GAZA – Warga Palestina di Gaza menegaskan komitmen mereka untuk membangun kembali restoran dan hotel mereka di tepi laut, menanggapi penolakan terhadap visi Presiden AS Donald Trump yang ingin menciptakan “Riviera Timur Tengah” yang terisolasi dari penduduk asli dan berada di bawah kendali Amerika Serikat.
Sebelumnya, serangan Israel selama 15 bulan telah mengakibatkan banyak bangunan di Gaza hancur, namun sebelum itu wilayah ini dikenal memiliki pariwisata lokal yang berkembang di pantai Mediterania meskipun menghadapi blokade yang panjang.
“Tidak ada yang tidak bisa diperbaiki,” kata Assad Abu Haseira, seorang warga Gaza, yang berjanji untuk tetap menyajikan makanan dari restoran miliknya meskipun tempat itu belum dibangun kembali.
“Trump mengatakan ingin mengubah restoran dan Gaza, menciptakan sejarah baru bagi Gaza. Kami tetap orang Arab dan sejarah kami tidak akan digantikan oleh sejarah orang asing,” tambahnya.
Pandangan yang sama disuarakan oleh Mohammed Abu Haseira, pemilik restoran lainnya. Dia meyakini bahwa restorannya akan beroperasi kembali dengan lebih baik dari sebelumnya. “Trump ingin mendirikan restoran baru, tapi restoran kami ada di sini, dan hotel kami ada di sini. Mengapa menghancurkannya untuk membangun yang lain?” tegasnya, dikutip dari Reuters.
Gaza, yang pernah menjadi tujuan wisata populer bagi pengunjung Israel, masih memiliki restoran dan kafe di sepanjang pantai meskipun sejak 2007 dikuasai oleh Hamas.
Visi Trump yang ingin membersihkan Gaza dari penduduk Palestina untuk mengubahnya menjadi resor internasional telah memicu kontroversi global.
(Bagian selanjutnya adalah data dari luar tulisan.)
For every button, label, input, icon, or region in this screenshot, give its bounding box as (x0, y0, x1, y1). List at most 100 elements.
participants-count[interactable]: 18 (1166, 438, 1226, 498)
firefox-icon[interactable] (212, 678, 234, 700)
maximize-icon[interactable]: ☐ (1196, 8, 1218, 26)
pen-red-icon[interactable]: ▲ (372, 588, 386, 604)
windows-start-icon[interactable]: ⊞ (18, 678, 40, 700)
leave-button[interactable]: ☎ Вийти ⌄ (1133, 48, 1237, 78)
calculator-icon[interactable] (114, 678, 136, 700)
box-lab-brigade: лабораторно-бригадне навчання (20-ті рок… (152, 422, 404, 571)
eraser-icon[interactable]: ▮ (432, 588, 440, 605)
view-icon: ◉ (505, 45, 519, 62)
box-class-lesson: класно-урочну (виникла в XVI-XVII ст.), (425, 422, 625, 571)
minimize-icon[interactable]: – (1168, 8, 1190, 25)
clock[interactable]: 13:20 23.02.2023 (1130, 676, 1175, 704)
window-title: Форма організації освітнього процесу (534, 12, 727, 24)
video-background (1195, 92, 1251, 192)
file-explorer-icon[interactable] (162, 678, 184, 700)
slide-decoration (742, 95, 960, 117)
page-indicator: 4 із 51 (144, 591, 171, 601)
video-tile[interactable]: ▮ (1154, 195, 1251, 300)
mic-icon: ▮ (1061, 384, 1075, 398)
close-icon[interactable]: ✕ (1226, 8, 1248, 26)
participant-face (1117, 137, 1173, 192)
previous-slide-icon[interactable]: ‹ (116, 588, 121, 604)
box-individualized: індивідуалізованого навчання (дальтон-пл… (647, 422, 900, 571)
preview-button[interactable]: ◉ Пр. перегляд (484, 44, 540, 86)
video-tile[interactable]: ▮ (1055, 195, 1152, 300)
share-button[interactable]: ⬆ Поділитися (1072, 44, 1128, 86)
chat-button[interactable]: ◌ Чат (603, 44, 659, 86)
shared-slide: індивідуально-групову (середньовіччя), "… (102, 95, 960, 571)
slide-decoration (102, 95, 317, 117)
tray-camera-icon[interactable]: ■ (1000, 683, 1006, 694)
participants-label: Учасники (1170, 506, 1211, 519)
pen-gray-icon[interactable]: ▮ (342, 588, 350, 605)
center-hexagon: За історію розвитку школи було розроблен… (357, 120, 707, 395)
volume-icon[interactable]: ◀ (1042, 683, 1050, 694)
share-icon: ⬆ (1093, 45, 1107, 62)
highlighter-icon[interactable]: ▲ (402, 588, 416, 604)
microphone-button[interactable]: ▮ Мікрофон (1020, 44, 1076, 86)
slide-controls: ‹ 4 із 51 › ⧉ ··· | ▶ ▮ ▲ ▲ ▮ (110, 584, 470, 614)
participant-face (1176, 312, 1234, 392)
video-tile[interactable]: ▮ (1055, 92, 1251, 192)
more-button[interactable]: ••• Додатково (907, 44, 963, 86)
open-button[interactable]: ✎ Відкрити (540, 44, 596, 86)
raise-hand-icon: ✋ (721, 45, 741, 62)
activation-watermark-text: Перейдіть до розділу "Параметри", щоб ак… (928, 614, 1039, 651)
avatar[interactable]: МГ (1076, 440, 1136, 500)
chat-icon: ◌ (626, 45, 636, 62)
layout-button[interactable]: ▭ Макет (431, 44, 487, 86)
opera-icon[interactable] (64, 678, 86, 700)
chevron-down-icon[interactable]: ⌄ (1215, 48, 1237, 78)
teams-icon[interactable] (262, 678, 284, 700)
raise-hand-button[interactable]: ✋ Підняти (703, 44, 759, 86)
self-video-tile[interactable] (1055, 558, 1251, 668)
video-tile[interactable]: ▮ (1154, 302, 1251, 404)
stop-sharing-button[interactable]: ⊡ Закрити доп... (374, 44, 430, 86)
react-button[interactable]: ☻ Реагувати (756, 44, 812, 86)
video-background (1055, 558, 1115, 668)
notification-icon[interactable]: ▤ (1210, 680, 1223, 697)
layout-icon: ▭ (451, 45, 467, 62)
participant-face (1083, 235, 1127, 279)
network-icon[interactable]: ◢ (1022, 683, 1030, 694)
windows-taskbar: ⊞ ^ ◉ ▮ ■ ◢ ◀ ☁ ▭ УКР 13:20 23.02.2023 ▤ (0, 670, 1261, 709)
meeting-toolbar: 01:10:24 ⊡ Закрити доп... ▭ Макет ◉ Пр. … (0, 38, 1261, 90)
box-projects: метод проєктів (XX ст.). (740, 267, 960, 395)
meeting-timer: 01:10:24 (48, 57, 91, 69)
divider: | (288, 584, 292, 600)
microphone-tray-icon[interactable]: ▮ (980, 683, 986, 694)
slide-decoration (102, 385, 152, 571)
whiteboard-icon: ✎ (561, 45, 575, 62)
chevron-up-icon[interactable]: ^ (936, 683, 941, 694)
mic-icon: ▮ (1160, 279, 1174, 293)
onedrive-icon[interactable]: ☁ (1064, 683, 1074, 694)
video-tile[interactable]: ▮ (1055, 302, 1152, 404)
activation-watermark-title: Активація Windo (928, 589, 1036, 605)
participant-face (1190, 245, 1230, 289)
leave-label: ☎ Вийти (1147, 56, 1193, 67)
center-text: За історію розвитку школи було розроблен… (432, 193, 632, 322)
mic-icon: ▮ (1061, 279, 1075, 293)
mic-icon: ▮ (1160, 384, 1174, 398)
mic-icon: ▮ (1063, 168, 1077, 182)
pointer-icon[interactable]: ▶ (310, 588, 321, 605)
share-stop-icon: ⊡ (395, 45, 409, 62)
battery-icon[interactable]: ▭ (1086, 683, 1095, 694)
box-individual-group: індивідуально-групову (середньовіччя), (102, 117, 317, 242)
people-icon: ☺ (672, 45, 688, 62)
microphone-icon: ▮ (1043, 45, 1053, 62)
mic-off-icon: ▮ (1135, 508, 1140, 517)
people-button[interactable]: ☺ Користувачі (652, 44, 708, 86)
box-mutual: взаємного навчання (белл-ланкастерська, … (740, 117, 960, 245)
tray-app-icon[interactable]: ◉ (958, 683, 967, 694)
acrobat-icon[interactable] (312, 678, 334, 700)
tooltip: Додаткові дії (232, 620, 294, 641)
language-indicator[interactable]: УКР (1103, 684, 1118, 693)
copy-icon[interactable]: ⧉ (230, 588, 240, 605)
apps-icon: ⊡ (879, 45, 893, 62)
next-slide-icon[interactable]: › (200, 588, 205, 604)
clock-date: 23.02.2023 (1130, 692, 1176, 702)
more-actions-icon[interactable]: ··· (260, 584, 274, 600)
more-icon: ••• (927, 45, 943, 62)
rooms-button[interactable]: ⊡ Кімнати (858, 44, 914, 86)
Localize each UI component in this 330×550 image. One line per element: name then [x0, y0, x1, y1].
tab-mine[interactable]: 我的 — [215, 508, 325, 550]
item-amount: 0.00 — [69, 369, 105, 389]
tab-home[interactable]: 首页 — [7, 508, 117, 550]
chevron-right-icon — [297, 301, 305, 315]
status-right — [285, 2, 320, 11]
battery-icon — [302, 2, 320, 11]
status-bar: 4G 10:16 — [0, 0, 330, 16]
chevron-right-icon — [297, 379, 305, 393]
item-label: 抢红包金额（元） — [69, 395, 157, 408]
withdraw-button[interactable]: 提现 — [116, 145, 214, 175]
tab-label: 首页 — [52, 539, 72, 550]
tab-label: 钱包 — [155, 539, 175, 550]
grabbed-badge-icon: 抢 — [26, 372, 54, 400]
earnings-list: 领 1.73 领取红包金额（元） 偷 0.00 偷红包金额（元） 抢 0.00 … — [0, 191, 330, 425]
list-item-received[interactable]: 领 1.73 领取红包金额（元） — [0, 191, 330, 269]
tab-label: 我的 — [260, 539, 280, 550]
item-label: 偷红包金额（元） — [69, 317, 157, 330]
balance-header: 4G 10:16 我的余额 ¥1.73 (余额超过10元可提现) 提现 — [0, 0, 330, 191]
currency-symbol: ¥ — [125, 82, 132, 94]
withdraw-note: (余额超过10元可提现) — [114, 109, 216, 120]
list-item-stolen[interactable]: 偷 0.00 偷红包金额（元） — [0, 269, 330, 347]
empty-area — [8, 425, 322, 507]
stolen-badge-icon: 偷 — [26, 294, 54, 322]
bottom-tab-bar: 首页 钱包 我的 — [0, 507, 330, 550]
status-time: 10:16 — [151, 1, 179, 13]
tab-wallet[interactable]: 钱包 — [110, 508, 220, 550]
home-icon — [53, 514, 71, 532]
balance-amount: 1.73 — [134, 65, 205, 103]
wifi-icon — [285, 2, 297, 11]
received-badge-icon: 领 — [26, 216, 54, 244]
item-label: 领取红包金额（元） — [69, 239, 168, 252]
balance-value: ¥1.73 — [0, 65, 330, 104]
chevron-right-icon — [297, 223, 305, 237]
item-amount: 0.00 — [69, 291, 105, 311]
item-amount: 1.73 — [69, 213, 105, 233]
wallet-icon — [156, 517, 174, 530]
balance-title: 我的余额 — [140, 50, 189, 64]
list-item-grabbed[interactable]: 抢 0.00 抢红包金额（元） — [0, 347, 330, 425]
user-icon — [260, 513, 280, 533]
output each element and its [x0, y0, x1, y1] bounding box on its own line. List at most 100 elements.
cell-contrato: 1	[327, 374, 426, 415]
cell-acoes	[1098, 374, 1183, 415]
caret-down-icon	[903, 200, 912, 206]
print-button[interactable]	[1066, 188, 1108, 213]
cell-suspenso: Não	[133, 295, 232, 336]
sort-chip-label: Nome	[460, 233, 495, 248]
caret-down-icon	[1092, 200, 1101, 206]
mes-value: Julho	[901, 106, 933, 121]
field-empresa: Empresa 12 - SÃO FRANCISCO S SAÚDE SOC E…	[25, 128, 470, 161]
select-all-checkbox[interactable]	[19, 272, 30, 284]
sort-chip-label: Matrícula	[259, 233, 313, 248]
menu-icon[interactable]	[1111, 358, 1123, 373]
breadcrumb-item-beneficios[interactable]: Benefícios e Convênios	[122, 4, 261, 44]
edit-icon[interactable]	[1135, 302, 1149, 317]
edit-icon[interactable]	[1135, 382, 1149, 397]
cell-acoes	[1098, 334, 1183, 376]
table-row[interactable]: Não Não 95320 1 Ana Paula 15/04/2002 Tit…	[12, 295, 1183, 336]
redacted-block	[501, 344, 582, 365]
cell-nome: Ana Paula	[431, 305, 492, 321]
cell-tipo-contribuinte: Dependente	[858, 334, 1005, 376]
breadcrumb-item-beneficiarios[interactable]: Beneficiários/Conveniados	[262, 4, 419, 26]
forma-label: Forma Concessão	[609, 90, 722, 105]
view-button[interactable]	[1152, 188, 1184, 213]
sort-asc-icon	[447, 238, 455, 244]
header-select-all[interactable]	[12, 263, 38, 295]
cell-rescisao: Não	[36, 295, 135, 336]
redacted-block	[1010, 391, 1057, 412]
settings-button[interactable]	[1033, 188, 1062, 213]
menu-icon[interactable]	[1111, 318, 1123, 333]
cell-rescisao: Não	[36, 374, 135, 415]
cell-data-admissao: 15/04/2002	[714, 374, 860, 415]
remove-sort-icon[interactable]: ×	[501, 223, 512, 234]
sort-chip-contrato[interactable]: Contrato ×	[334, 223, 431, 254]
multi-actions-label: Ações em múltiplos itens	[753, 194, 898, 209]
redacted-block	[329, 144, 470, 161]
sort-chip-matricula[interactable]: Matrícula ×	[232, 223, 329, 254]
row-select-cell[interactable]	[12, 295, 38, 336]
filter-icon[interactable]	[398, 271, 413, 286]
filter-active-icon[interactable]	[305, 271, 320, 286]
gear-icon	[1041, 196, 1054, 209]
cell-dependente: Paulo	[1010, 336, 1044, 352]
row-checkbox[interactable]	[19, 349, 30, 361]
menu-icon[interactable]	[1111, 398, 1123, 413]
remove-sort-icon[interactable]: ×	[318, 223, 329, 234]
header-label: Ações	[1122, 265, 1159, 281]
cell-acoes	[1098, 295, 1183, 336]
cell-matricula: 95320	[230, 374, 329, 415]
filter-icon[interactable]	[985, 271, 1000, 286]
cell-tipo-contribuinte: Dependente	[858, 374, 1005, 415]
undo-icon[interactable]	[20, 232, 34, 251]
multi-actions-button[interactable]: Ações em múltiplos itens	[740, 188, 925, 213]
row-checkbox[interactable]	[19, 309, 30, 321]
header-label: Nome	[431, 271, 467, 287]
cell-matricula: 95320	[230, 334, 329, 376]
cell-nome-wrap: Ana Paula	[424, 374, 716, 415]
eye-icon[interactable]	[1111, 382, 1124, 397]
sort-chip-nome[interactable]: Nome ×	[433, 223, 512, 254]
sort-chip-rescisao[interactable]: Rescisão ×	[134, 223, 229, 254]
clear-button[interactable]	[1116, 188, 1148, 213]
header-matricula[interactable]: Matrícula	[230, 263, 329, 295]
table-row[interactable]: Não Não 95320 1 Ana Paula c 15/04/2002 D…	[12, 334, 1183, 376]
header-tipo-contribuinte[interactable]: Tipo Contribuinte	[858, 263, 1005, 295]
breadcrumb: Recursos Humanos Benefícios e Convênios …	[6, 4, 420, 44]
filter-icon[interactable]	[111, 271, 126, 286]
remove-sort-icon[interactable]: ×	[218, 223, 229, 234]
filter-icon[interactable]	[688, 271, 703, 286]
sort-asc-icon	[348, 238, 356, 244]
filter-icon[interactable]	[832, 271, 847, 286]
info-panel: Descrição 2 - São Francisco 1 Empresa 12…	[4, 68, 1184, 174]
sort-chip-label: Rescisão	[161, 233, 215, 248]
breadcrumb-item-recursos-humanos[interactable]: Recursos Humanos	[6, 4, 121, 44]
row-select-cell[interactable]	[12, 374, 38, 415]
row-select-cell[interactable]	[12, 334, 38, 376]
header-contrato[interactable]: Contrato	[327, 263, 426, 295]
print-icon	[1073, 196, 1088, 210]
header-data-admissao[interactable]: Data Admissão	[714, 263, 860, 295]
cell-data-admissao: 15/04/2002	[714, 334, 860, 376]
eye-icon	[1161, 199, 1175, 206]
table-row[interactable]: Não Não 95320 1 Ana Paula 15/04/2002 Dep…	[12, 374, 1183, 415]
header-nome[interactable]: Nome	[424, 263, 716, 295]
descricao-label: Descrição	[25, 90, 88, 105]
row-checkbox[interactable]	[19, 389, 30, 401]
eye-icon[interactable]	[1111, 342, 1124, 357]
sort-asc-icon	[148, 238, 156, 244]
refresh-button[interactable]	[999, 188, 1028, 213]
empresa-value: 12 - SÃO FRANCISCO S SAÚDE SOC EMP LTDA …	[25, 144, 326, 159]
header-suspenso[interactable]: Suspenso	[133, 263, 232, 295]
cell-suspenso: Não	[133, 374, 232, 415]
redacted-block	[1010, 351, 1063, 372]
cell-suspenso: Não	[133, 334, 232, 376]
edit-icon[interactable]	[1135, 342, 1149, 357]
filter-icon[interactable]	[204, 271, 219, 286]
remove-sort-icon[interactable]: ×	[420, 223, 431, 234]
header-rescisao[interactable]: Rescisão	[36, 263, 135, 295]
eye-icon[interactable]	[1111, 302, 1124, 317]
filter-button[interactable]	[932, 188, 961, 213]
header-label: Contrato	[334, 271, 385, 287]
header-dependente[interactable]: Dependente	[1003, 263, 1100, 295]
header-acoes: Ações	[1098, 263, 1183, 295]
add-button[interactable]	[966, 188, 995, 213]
Para kritikus menyebutnya sebagai upaya pembersihan etnis yang melanggar hukum internasional. Warga Gaza segera menanggapi dengan kecaman keras, bersumpah untuk tidak meninggalkan reruntuhan rumah mereka.
Pembicaraan semacam itu mengingatkan mereka akan “Nakba,” peristiwa bencana setelah perang 1948, yang menyebabkan sekitar 700.000 orang Palestina mengungsi atau dipaksa meninggalkan rumah mereka.